Members of the Syracuse Section promoted NCW through hands-on activities at the Carol M. Baldwin Breast Cancer Research Fund’s A Run for Their Life event on Oct. 14. Some local section members also participated in the run/walk, despite rainy weather. A separate NCW event took place at the Destiny USA shopping center, in Syracuse, on Oct. 21. About 180 people participated in the event. The section also hosted a food drive to support the Food Bank of Central New York.
The Texas A&M Section celebrated its 25th annual Chemistry Open House and Science Exploration Gallery on Oct. 27 at Texas A&M University. The nanotechnology theme was featured prominently in a Chemistry Road Show demonstration. More than 150 door prizes were handed out after the show. Hands-on and computer activities, guided lab tours, and demonstrations ran concurrently throughout the day as part of the Science Exploration Gallery event.
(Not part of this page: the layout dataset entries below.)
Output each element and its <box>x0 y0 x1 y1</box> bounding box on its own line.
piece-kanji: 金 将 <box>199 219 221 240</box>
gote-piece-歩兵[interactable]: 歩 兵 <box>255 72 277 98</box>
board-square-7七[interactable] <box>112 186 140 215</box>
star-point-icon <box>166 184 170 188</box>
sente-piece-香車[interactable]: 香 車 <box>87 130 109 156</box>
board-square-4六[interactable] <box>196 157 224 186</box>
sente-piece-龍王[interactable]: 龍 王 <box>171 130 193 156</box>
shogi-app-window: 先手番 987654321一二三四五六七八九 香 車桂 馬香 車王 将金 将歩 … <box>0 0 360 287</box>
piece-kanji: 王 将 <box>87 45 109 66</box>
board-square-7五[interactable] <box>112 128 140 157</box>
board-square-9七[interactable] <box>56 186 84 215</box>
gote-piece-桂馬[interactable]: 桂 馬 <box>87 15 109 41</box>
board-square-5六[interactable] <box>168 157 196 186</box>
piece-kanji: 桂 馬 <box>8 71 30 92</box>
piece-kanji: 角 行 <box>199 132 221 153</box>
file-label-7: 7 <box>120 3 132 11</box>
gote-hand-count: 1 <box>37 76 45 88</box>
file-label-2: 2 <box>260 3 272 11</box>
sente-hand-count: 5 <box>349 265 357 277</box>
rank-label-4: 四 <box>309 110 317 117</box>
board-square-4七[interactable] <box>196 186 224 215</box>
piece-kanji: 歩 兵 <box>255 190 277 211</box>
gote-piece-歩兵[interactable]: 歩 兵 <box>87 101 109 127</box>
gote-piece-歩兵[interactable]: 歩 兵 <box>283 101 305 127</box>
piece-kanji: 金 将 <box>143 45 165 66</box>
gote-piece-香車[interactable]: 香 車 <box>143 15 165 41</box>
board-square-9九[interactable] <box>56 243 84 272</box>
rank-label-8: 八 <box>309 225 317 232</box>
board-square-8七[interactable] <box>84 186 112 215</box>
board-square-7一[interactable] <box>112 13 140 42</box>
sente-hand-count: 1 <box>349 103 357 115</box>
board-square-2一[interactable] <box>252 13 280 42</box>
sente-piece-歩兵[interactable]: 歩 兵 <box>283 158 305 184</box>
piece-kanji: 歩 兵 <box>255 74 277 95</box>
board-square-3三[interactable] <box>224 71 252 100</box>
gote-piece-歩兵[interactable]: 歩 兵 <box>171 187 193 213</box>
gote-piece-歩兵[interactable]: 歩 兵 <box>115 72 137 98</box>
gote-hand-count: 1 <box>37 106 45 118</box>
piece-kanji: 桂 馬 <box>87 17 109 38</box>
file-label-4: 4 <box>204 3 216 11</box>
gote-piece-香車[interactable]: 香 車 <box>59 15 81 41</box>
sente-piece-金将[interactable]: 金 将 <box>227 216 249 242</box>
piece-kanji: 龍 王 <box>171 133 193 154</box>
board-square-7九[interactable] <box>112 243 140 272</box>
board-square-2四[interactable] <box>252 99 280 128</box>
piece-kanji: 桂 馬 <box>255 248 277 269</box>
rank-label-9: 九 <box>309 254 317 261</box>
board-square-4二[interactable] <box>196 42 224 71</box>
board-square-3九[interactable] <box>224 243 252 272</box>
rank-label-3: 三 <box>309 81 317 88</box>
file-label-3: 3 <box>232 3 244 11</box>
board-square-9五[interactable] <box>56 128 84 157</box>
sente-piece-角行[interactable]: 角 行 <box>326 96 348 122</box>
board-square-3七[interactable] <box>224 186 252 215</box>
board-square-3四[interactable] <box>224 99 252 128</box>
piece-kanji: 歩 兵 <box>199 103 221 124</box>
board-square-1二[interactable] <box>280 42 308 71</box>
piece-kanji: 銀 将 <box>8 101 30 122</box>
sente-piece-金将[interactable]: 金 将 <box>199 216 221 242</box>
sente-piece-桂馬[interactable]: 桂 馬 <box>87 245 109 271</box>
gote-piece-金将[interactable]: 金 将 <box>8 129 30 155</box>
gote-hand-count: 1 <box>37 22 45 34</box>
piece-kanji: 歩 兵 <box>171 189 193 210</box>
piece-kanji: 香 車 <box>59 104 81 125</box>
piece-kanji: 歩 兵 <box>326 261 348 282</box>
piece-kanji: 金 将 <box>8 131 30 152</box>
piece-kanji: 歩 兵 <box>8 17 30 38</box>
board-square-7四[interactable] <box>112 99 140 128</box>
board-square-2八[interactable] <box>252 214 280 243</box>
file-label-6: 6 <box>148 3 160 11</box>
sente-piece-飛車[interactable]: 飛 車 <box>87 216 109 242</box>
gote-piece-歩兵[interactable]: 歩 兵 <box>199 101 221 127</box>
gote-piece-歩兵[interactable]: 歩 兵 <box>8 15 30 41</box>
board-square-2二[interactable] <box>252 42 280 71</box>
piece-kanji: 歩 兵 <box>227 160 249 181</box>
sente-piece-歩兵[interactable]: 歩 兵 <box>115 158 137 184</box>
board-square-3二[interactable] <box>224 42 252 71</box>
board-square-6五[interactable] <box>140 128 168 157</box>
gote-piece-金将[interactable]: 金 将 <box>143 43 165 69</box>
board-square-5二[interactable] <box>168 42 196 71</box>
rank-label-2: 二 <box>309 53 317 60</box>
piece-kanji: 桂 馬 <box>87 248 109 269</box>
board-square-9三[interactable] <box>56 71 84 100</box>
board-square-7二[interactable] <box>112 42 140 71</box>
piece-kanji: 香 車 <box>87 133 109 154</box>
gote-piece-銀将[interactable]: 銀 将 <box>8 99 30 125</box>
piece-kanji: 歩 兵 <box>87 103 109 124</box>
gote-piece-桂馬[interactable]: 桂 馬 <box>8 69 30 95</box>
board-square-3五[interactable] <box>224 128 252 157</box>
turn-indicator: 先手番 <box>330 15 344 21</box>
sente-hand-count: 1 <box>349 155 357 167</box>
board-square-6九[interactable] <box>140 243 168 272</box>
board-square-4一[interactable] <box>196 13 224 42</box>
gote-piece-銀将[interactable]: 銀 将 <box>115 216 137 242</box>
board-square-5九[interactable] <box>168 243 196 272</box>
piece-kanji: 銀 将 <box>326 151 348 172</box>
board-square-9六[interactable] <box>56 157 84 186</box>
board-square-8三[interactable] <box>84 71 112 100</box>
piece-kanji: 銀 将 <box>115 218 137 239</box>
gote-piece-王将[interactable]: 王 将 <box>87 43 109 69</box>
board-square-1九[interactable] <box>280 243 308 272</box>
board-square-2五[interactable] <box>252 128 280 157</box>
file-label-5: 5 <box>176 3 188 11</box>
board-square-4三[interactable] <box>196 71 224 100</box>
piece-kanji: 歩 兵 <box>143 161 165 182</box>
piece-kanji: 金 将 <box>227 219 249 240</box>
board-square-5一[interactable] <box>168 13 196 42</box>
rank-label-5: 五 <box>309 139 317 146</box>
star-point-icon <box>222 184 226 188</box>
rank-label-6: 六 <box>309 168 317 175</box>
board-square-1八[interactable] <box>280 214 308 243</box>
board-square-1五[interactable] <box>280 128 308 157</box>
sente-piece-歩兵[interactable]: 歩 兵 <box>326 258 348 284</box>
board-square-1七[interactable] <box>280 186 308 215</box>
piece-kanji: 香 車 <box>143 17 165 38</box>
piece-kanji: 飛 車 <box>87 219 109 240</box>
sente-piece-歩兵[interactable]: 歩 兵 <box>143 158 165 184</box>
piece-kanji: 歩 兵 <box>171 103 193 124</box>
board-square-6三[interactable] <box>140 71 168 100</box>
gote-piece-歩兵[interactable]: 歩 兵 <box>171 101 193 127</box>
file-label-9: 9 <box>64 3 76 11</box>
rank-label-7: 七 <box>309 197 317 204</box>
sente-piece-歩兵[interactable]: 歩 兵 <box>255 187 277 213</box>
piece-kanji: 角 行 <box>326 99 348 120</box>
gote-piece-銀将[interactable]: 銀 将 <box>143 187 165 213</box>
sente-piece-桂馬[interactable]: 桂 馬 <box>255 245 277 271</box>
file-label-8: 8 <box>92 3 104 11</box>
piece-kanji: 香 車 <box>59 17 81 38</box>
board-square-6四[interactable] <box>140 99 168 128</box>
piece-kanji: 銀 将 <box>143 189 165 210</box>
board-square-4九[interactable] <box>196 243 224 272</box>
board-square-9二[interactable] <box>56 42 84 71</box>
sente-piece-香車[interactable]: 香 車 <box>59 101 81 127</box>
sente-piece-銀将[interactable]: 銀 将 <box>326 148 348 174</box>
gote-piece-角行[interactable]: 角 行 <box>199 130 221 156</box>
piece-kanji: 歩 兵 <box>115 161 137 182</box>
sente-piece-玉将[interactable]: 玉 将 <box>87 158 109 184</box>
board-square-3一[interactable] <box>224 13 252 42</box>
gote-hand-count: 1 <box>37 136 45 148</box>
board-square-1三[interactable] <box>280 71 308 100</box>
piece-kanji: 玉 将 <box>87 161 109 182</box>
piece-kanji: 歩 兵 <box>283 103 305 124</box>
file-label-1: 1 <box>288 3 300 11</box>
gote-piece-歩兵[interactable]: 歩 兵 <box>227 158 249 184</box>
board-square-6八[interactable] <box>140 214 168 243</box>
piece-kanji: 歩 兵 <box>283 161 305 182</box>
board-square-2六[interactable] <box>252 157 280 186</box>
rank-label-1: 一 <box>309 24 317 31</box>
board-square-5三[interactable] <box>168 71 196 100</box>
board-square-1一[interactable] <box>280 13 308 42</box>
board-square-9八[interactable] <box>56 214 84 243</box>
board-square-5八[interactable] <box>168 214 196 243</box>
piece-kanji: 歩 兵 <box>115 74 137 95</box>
The Upper Ohio Valley Section held activities at Grand Central Mall in Vienna, W.Va. Children’s heights were measured in nanometers, and participants were shown examples of how small nanoparticles are. Some two dozen volunteers, including college students and faculty members, assisted children with the activities. Drawings were held for chemistry-related prizes.
The Western Michigan Section’s Chemistry at the Mall event took place at Lakes Mall, in Muskegon, Mich., on Oct. 13. The event included four 45-minute presentations, as well as tables from 10 local companies featuring hands-on activities and giveaways. Roughly 400 children from the community attended the event. The chapter also reached out to homeschooling families as a way to supplement their curricula.
Planning is already under way for next year’s NCW celebration, which will explore energy and sustainable resources with the theme “Energy: Now and Forever!” NCW will take place on Oct. 20–26, 2013.